Uniform Convergence of Deep Neural Networks with Lipschitz Continuous Activation Functions and Variable Widths
This work addresses theoretical convergence issues for deep learning practitioners, offering a framework applicable to common activation functions, but it is incremental as it builds on existing analysis with variable widths.
The paper tackles the problem of ensuring uniform convergence of deep neural networks with Lipschitz continuous activation functions and variable widths as layers increase, providing sufficient conditions on weights, biases, and Lipschitz constants to guarantee convergence to a meaningful function, with specific results for fixed, bounded, and unbounded widths and convolutional neural networks.
We consider deep neural networks with a Lipschitz continuous activation function and with weight matrices of variable widths.
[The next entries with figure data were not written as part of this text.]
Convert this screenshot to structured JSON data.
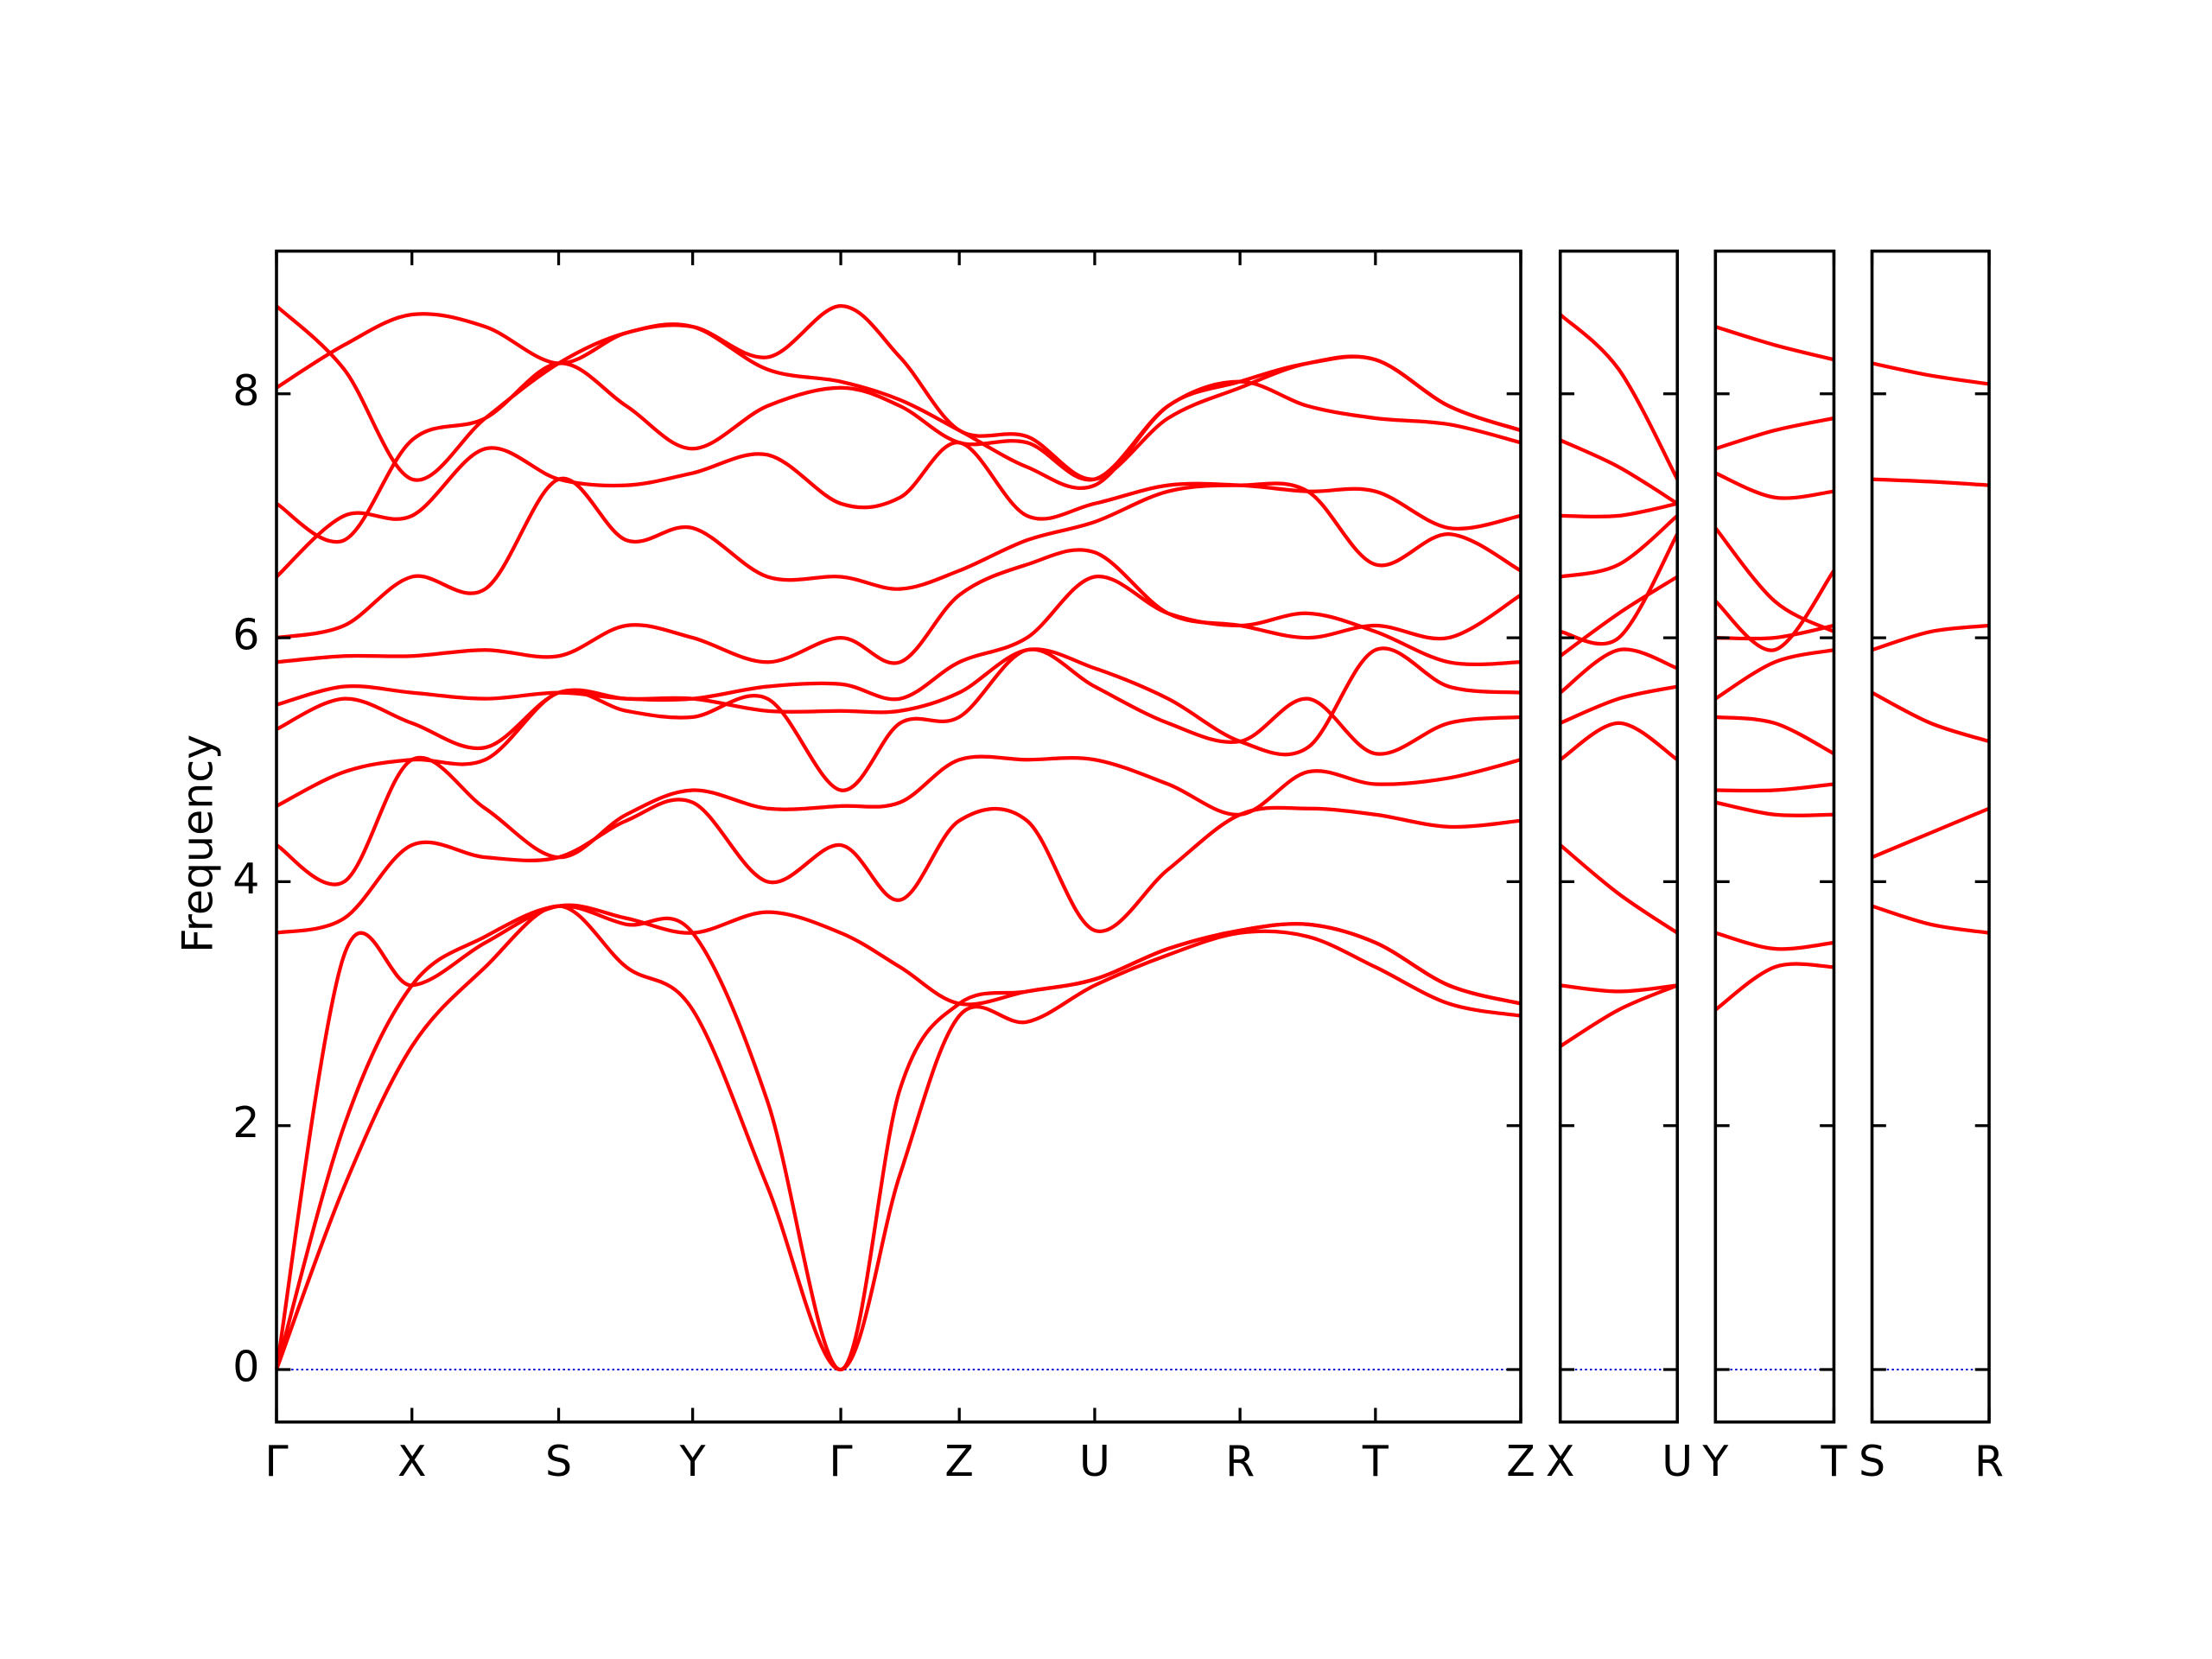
{
  "chart_data": [
    {
      "type": "line",
      "color": "#ff0000",
      "y_label": "Frequency",
      "x": [
        0,
        0.48,
        0.96,
        1.48,
        2.0,
        2.48,
        2.95,
        3.48,
        4.0,
        4.42,
        4.84,
        5.32,
        5.8,
        6.32,
        6.83,
        7.31,
        7.79,
        8.31,
        8.82
      ],
      "xlim": [
        0,
        8.82
      ],
      "xticks": [
        {
          "value": 0,
          "label": "Γ"
        },
        {
          "value": 0.96,
          "label": "X"
        },
        {
          "value": 2.0,
          "label": "S"
        },
        {
          "value": 2.95,
          "label": "Y"
        },
        {
          "value": 4.0,
          "label": "Γ"
        },
        {
          "value": 4.84,
          "label": "Z"
        },
        {
          "value": 5.8,
          "label": "U"
        },
        {
          "value": 6.83,
          "label": "R"
        },
        {
          "value": 7.79,
          "label": "T"
        },
        {
          "value": 8.82,
          "label": "Z"
        }
      ],
      "ylim": [
        -0.43,
        9.17
      ],
      "yticks": [
        0,
        2,
        4,
        6,
        8
      ],
      "series": [
        {
          "values": [
            0,
            1.5,
            2.65,
            3.3,
            3.8,
            3.3,
            2.95,
            1.5,
            0,
            1.6,
            2.9,
            2.85,
            3.15,
            3.4,
            3.58,
            3.55,
            3.3,
            3.0,
            2.9
          ]
        },
        {
          "values": [
            0,
            2.0,
            3.15,
            3.55,
            3.8,
            3.65,
            3.58,
            2.2,
            0,
            2.3,
            3.0,
            3.1,
            3.2,
            3.45,
            3.6,
            3.65,
            3.5,
            3.15,
            3.0
          ]
        },
        {
          "values": [
            0,
            3.4,
            3.15,
            3.5,
            3.8,
            3.7,
            3.58,
            3.75,
            3.58,
            3.3,
            3.0,
            3.1,
            3.2,
            3.45,
            3.6,
            3.65,
            3.5,
            3.15,
            3.0
          ]
        },
        {
          "values": [
            3.58,
            3.7,
            4.3,
            4.2,
            4.2,
            4.5,
            4.65,
            4.0,
            4.3,
            3.85,
            4.5,
            4.5,
            3.6,
            4.1,
            4.55,
            4.6,
            4.55,
            4.45,
            4.5
          ]
        },
        {
          "values": [
            4.3,
            4.0,
            5.0,
            4.6,
            4.2,
            4.55,
            4.75,
            4.6,
            4.62,
            4.65,
            5.0,
            5.0,
            5.0,
            4.8,
            4.55,
            4.9,
            4.8,
            4.85,
            5.0
          ]
        },
        {
          "values": [
            4.62,
            4.9,
            5.0,
            5.0,
            5.55,
            5.4,
            5.35,
            5.5,
            4.75,
            5.3,
            5.35,
            5.9,
            5.6,
            5.3,
            5.15,
            5.5,
            5.05,
            5.3,
            5.35
          ]
        },
        {
          "values": [
            5.25,
            5.5,
            5.3,
            5.1,
            5.55,
            5.5,
            5.5,
            5.4,
            5.4,
            5.4,
            5.55,
            5.9,
            5.75,
            5.5,
            5.15,
            5.1,
            5.9,
            5.6,
            5.55
          ]
        },
        {
          "values": [
            5.45,
            5.6,
            5.55,
            5.5,
            5.55,
            5.5,
            5.5,
            5.6,
            5.62,
            5.5,
            5.8,
            6.0,
            6.5,
            6.2,
            6.1,
            6.2,
            6.05,
            5.8,
            5.8
          ]
        },
        {
          "values": [
            5.8,
            5.85,
            5.85,
            5.9,
            5.85,
            6.1,
            6.0,
            5.8,
            6.0,
            5.8,
            6.35,
            6.6,
            6.7,
            6.2,
            6.1,
            6.0,
            6.1,
            6.0,
            6.35
          ]
        },
        {
          "values": [
            6.0,
            6.1,
            6.5,
            6.4,
            7.3,
            6.8,
            6.9,
            6.5,
            6.5,
            6.4,
            6.55,
            6.8,
            6.95,
            7.2,
            7.25,
            7.2,
            6.6,
            6.85,
            6.55
          ]
        },
        {
          "values": [
            6.5,
            7.0,
            7.0,
            7.55,
            7.3,
            7.25,
            7.35,
            7.5,
            7.1,
            7.15,
            7.6,
            7.0,
            7.1,
            7.25,
            7.25,
            7.2,
            7.2,
            6.9,
            7.0
          ]
        },
        {
          "values": [
            7.1,
            6.8,
            7.62,
            7.8,
            8.25,
            7.9,
            7.55,
            7.9,
            8.05,
            7.9,
            7.6,
            7.6,
            7.3,
            7.9,
            8.1,
            7.9,
            7.8,
            7.75,
            7.6
          ]
        },
        {
          "values": [
            8.05,
            8.4,
            8.65,
            8.55,
            8.25,
            8.5,
            8.55,
            8.2,
            8.1,
            7.95,
            7.7,
            7.4,
            7.25,
            7.9,
            8.1,
            8.25,
            8.28,
            7.9,
            7.7
          ]
        },
        {
          "values": [
            8.72,
            8.2,
            7.3,
            7.8,
            8.25,
            8.5,
            8.55,
            8.3,
            8.72,
            8.3,
            7.7,
            7.65,
            7.3,
            7.8,
            8.05,
            8.25,
            8.28,
            7.9,
            7.7
          ]
        }
      ]
    },
    {
      "type": "line",
      "color": "#ff0000",
      "x": [
        0,
        0.415,
        0.83
      ],
      "xlim": [
        0,
        0.83
      ],
      "xticks": [
        {
          "value": 0,
          "label": "X"
        },
        {
          "value": 0.83,
          "label": "U"
        }
      ],
      "ylim": [
        -0.43,
        9.17
      ],
      "series": [
        {
          "values": [
            2.65,
            2.95,
            3.15
          ]
        },
        {
          "values": [
            3.15,
            3.1,
            3.15
          ]
        },
        {
          "values": [
            4.3,
            3.9,
            3.58
          ]
        },
        {
          "values": [
            5.0,
            5.3,
            5.0
          ]
        },
        {
          "values": [
            5.3,
            5.5,
            5.6
          ]
        },
        {
          "values": [
            5.55,
            5.9,
            5.75
          ]
        },
        {
          "values": [
            5.85,
            6.2,
            6.5
          ]
        },
        {
          "values": [
            6.05,
            6.0,
            6.85
          ]
        },
        {
          "values": [
            6.5,
            6.6,
            7.0
          ]
        },
        {
          "values": [
            7.0,
            7.0,
            7.1
          ]
        },
        {
          "values": [
            7.62,
            7.4,
            7.1
          ]
        },
        {
          "values": [
            8.65,
            8.2,
            7.3
          ]
        }
      ]
    },
    {
      "type": "line",
      "color": "#ff0000",
      "x": [
        0,
        0.42,
        0.84
      ],
      "xlim": [
        0,
        0.84
      ],
      "xticks": [
        {
          "value": 0,
          "label": "Y"
        },
        {
          "value": 0.84,
          "label": "T"
        }
      ],
      "ylim": [
        -0.43,
        9.17
      ],
      "series": [
        {
          "values": [
            2.95,
            3.3,
            3.3
          ]
        },
        {
          "values": [
            3.58,
            3.45,
            3.5
          ]
        },
        {
          "values": [
            4.65,
            4.55,
            4.55
          ]
        },
        {
          "values": [
            4.75,
            4.75,
            4.8
          ]
        },
        {
          "values": [
            5.35,
            5.3,
            5.05
          ]
        },
        {
          "values": [
            5.5,
            5.8,
            5.9
          ]
        },
        {
          "values": [
            6.0,
            6.0,
            6.1
          ]
        },
        {
          "values": [
            6.3,
            5.9,
            6.55
          ]
        },
        {
          "values": [
            6.9,
            6.3,
            6.05
          ]
        },
        {
          "values": [
            7.35,
            7.15,
            7.2
          ]
        },
        {
          "values": [
            7.55,
            7.7,
            7.8
          ]
        },
        {
          "values": [
            8.55,
            8.4,
            8.28
          ]
        }
      ]
    },
    {
      "type": "line",
      "color": "#ff0000",
      "x": [
        0,
        0.415,
        0.83
      ],
      "xlim": [
        0,
        0.83
      ],
      "xticks": [
        {
          "value": 0,
          "label": "S"
        },
        {
          "value": 0.83,
          "label": "R"
        }
      ],
      "ylim": [
        -0.43,
        9.17
      ],
      "series": [
        {
          "values": [
            3.8,
            3.65,
            3.58
          ]
        },
        {
          "values": [
            4.2,
            4.4,
            4.6
          ]
        },
        {
          "values": [
            5.55,
            5.3,
            5.15
          ]
        },
        {
          "values": [
            5.9,
            6.05,
            6.1
          ]
        },
        {
          "values": [
            7.3,
            7.28,
            7.25
          ]
        },
        {
          "values": [
            8.25,
            8.15,
            8.08
          ]
        }
      ]
    }
  ]
}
We establish a uniform convergence analysis framework in which sufficient conditions on weight matrices and bias vectors together with the Lipschitz constant are provided to ensure uniform convergence of the deep neural networks to a meaningful function as the number of their layers tends to infinity. In the framework, special results on uniform convergence of deep neural networks with a fixed width, bounded widths and unbounded widths are presented. In particular, as convolutional neural networks are special deep neural networks with weight matrices of increasing widths, we put forward conditions on the mask sequence which lead to uniform convergence of resulting convolutional neural networks. The Lipschitz continuity assumption on the activation functions allows us to include in our theory most of commonly used activation functions in applications.